В тот роковой вечер конца лета, замотавшийся за день Ефим за какой-то мелочью заглянул в овин, ненадолго присел в прохладе перевести дух, да неожиданно для себя прикорнул, отвалившись к стене и свесив голову на грудь. А разбудили его приглушенный говор за стеной строения.

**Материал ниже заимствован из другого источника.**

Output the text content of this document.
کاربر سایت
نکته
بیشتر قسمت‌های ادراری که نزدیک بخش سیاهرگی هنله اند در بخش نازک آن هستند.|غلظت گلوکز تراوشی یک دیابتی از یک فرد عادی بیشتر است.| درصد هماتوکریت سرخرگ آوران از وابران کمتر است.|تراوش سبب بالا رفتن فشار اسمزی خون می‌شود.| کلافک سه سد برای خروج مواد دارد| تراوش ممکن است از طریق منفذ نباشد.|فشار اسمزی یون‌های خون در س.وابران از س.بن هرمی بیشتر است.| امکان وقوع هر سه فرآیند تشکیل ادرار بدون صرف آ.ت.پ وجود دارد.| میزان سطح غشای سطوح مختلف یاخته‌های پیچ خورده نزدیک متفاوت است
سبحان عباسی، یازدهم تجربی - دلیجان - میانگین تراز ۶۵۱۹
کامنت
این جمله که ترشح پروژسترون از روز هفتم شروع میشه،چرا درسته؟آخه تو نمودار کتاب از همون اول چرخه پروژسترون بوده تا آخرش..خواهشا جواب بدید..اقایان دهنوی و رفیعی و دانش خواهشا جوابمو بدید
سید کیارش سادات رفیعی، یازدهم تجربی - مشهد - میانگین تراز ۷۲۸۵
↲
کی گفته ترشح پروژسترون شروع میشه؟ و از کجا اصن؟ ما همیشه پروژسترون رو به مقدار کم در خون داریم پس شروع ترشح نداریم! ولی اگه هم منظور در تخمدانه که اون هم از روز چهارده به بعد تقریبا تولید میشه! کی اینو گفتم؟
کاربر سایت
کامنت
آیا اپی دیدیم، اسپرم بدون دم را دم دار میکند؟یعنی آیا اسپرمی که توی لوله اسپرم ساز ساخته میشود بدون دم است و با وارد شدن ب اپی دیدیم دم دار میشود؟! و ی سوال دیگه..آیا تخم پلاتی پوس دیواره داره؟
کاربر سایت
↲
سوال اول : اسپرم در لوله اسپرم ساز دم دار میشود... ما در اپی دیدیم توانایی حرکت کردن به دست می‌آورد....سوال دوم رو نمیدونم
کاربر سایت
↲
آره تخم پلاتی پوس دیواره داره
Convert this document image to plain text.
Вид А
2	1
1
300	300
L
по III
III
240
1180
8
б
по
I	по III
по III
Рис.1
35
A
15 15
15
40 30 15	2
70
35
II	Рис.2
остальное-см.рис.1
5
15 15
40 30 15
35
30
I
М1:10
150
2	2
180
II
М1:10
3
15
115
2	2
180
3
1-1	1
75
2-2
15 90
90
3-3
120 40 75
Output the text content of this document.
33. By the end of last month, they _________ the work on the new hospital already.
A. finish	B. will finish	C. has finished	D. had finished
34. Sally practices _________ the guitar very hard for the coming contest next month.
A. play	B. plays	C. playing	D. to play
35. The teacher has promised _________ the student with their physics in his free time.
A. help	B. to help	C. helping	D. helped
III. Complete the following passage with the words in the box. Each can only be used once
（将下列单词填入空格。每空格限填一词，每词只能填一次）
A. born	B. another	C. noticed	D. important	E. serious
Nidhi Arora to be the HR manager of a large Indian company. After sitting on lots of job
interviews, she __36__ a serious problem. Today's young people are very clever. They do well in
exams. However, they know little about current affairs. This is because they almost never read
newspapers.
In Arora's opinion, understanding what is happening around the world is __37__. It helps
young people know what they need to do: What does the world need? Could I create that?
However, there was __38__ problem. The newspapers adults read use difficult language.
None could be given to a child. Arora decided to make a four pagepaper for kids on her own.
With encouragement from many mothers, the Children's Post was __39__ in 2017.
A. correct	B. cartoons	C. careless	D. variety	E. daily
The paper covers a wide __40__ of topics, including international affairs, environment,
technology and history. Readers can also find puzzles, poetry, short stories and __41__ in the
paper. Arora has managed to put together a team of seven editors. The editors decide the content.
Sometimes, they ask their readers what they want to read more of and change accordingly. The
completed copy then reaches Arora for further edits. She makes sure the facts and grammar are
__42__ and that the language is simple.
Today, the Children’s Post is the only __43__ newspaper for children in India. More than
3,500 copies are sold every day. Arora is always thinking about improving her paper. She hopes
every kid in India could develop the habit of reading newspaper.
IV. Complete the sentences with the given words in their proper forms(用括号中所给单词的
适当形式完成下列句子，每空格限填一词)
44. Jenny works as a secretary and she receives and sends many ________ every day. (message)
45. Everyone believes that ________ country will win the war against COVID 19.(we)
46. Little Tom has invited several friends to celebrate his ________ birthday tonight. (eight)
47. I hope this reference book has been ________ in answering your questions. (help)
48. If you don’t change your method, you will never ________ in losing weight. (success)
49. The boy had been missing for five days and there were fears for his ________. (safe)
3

Ощущая неловкость от неурочного сна, Ефим, стараясь не раскрыться, заглянул в щель меж неплотно уложенных бревен. Первым он высмотрел младшего сына старосты, известного баловня отца, здоровенного, косая сажень в плечах тугодума с грубым, и так же как у Ефима посеченным оспой лицом. Сам же стоящий рядом староста, разражено стуча костяшками согнутых пальцев по прорезанному глубокими морщинами загорелому лбу, шипел растревоженной гадюкой:
– Болван! Дубина стоеросовая! Четверть века в солдатах гнить вознамерился? Зазря я, что ли грех смертный на душу брал, когда упыря этого хромого топил, а потом женку его полоумную вздергивал? Да опосля ублюдка их столько годов на своем загривке тянул? Тебя же, дурень великовозрастный, от рекрутчины избавлял. Ужель я вот этими самыми руками, – тряс он заскорузлыми от тяжкого крестьянского труда ладонями перед самым носом огорошенного детины, – отдам свою кровинку ворогам на растерзание?.. Завтрева же этому выродку лоб забреют. Третьего дня еще все бумаги выправил. Лишь бы стервец не прознал ничего, да ноги не сделал. Однако ничо, – погрозил староста хищно скрюченным указательным пальцем староста в сторону близкого леса. – Я тоже не лыком шит. Афоньку за ним доглядать приставил. Небось, не упустит.
Оглушенный таким изощренным коварством Ефим обмер, до крови прокусив ладонь, которой зажал себе рот, чтобы не заорать от обиды, рванувшей душу нестерпимой болью. Он застыл, не в силах пошевелиться, а перед его глазами как наяву все качалось, неторопливо оборачиваясь вкруг себя, висевшее на березе мертвое тело…
На следующее утро с сеновала, где отсиживался Ефим под неусыпным надзором работника Афанасия, его, ухватив стальными пальцами за щиколотки, бесцеремонно стащил бравый унтер в пестром шутовском наряде, из которого больше всего резали глаз ярко-зеленый камзол, несуразная треуголка и куцая, обильно посыпанная мукой коса.